Cette exposition et d'autres similaires à travers le pays font partie d'une vaste campagne de propagande des autorités, afin de convaincre que, si la victoire a été possible, c'est grâce au leadership du PCC, mais aussi afin de semer le doute sur l'origine du virus.

Origine mystérieuse

« Wuhan est bien l'endroit où le coronavirus a été détecté pour la première fois, mais ce n'est pas là d'où il provient », clament depuis plusieurs mois les médias locaux, citant des travaux, parfois contestés, de chercheurs étrangers. Car, un an après le premier mort du Covid-19, l'origine du virus reste un mystère.

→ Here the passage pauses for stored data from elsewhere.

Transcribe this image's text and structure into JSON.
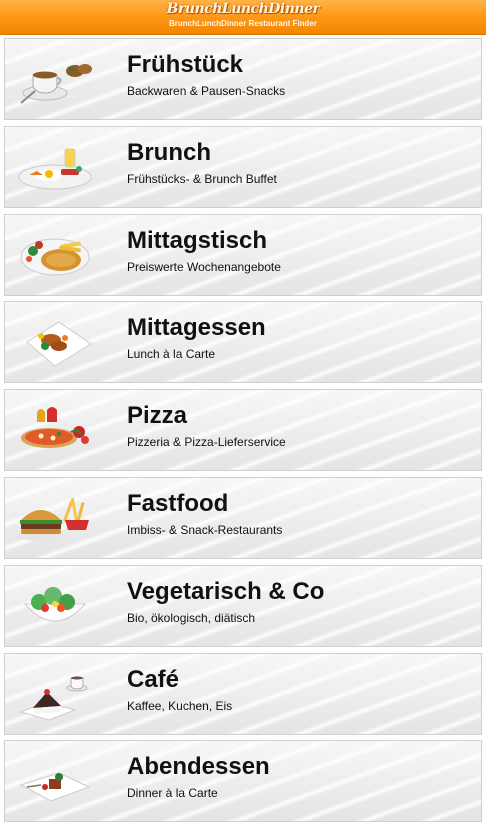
{
  "header": {
    "logo_text": "BrunchLunchDinner",
    "subtitle": "BrunchLunchDinner Restaurant Finder"
  },
  "categories": [
    {
      "title": "Frühstück",
      "description": "Backwaren & Pausen-Snacks",
      "icon": "coffee-icon"
    },
    {
      "title": "Brunch",
      "description": "Frühstücks- & Brunch Buffet",
      "icon": "brunch-plate-icon"
    },
    {
      "title": "Mittagstisch",
      "description": "Preiswerte Wochenangebote",
      "icon": "schnitzel-plate-icon"
    },
    {
      "title": "Mittagessen",
      "description": "Lunch à la Carte",
      "icon": "lunch-plate-icon"
    },
    {
      "title": "Pizza",
      "description": "Pizzeria & Pizza-Lieferservice",
      "icon": "pizza-icon"
    },
    {
      "title": "Fastfood",
      "description": "Imbiss- & Snack-Restaurants",
      "icon": "burger-icon"
    },
    {
      "title": "Vegetarisch & Co",
      "description": "Bio, ökologisch, diätisch",
      "icon": "salad-icon"
    },
    {
      "title": "Café",
      "description": "Kaffee, Kuchen, Eis",
      "icon": "cake-icon"
    },
    {
      "title": "Abendessen",
      "description": "Dinner à la Carte",
      "icon": "dinner-plate-icon"
    }
  ]
}
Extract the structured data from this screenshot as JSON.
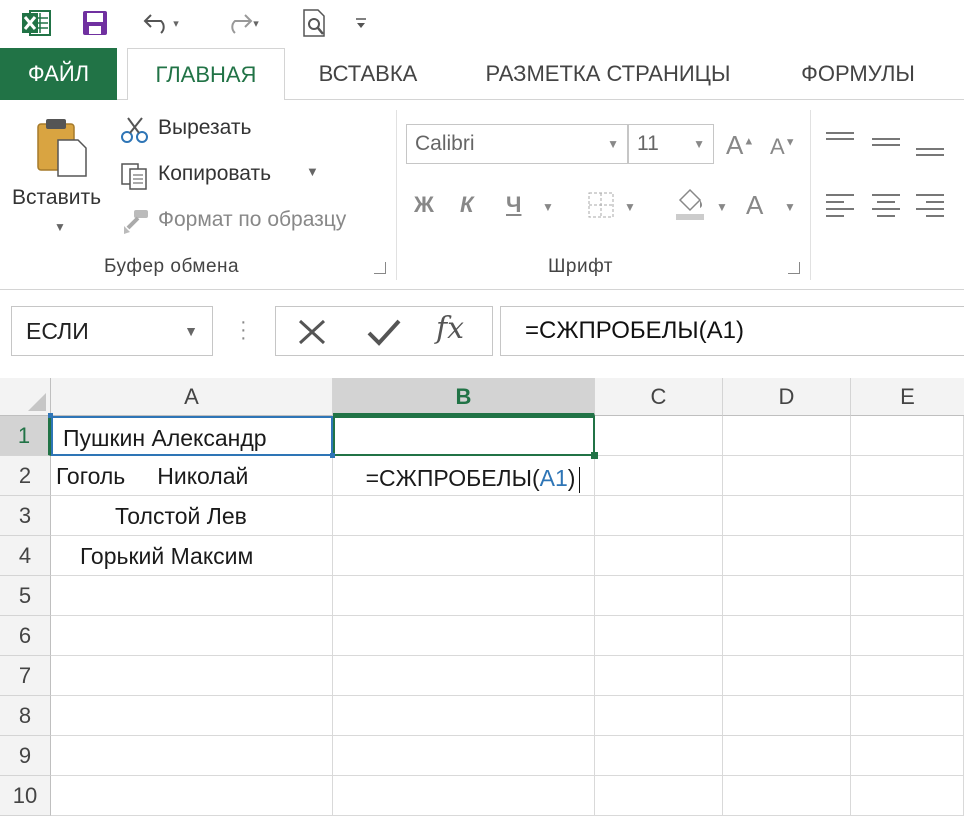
{
  "tabs": {
    "file": "ФАЙЛ",
    "home": "ГЛАВНАЯ",
    "insert": "ВСТАВКА",
    "page_layout": "РАЗМЕТКА СТРАНИЦЫ",
    "formulas": "ФОРМУЛЫ"
  },
  "ribbon": {
    "clipboard": {
      "paste": "Вставить",
      "cut": "Вырезать",
      "copy": "Копировать",
      "format_painter": "Формат по образцу",
      "group_label": "Буфер обмена"
    },
    "font": {
      "font_name": "Calibri",
      "font_size": "11",
      "bold": "Ж",
      "italic": "К",
      "underline": "Ч",
      "grow": "A",
      "shrink": "A",
      "font_color": "A",
      "group_label": "Шрифт"
    }
  },
  "formula_bar": {
    "name_box": "ЕСЛИ",
    "cancel": "✕",
    "enter": "✓",
    "fx": "fx",
    "formula": "=СЖПРОБЕЛЫ(A1)"
  },
  "grid": {
    "columns": [
      "A",
      "B",
      "C",
      "D",
      "E"
    ],
    "selected_column": "B",
    "rows": [
      "1",
      "2",
      "3",
      "4",
      "5",
      "6",
      "7",
      "8",
      "9",
      "10"
    ],
    "selected_row": "1",
    "cells": {
      "A1": "Пушкин Александр",
      "A2": "Гоголь     Николай",
      "A3": "Толстой Лев",
      "A4": "Горький Максим",
      "B1_prefix": "=СЖПРОБЕЛЫ(",
      "B1_ref": "A1",
      "B1_suffix": ")"
    }
  },
  "colors": {
    "excel_green": "#217346",
    "reference_blue": "#2e75b6"
  }
}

Le marché Huanan, considéré comme le premier grand foyer de l'épidémie

À Wuhan, le marché Huanan, considéré comme le premier grand foyer de l'épidémie, reste figé derrière une longue palissade depuis sa fermeture le 1er janvier 2020. - AFP

« Il n'est absolument pas plausible » que le virus ait pris naissance au marché de Wuhan, estime l'épidémiologiste Daniel Lucey, de l'Université Georgetown à Washington, en raison de sa forte contagiosité lors de son signalement en décembre 2019. Cela signifie, selon l'expert, qu'il circulait déjà depuis longtemps. « Il est apparu naturellement plusieurs mois auparavant, peut-être un an avant, peut-être même encore plus tôt. » Une zone d'ombre suffisante pour les autorités chinoises, soucieuses de se dédouaner de toute responsabilité dans l'apparition du virus, pour prétendre, sans preuve, que l'épidémie aurait été introduite en Chine depuis l'étranger.

Enquête retardée

L'OMS va tâcher d'y voir plus clair. Une équipe de dix experts chargés d'enquêter sur l'origine du virus devait arriver en Chine la semaine dernière, mais elle a été bloquée au dernier moment. Le ministère chinois de la Santé a finalement annoncé lundi qu'elle entamera sa mission ce jeudi.

L'objectif de cette enquête est clair: déterminer comment le virus a pu muter pour passer de la chauve-souris à l'homme. Mais le délai imposé par la Chine, peu encline à accepter une enquête indépendante, signifie que les premières traces de l'infection vont être compliquées à retrouver. L'enjeu est pourtant crucial, pour le monde entier. Découvrir l'origine du virus permettrait en effet de prévenir la réapparition d'une épidémie.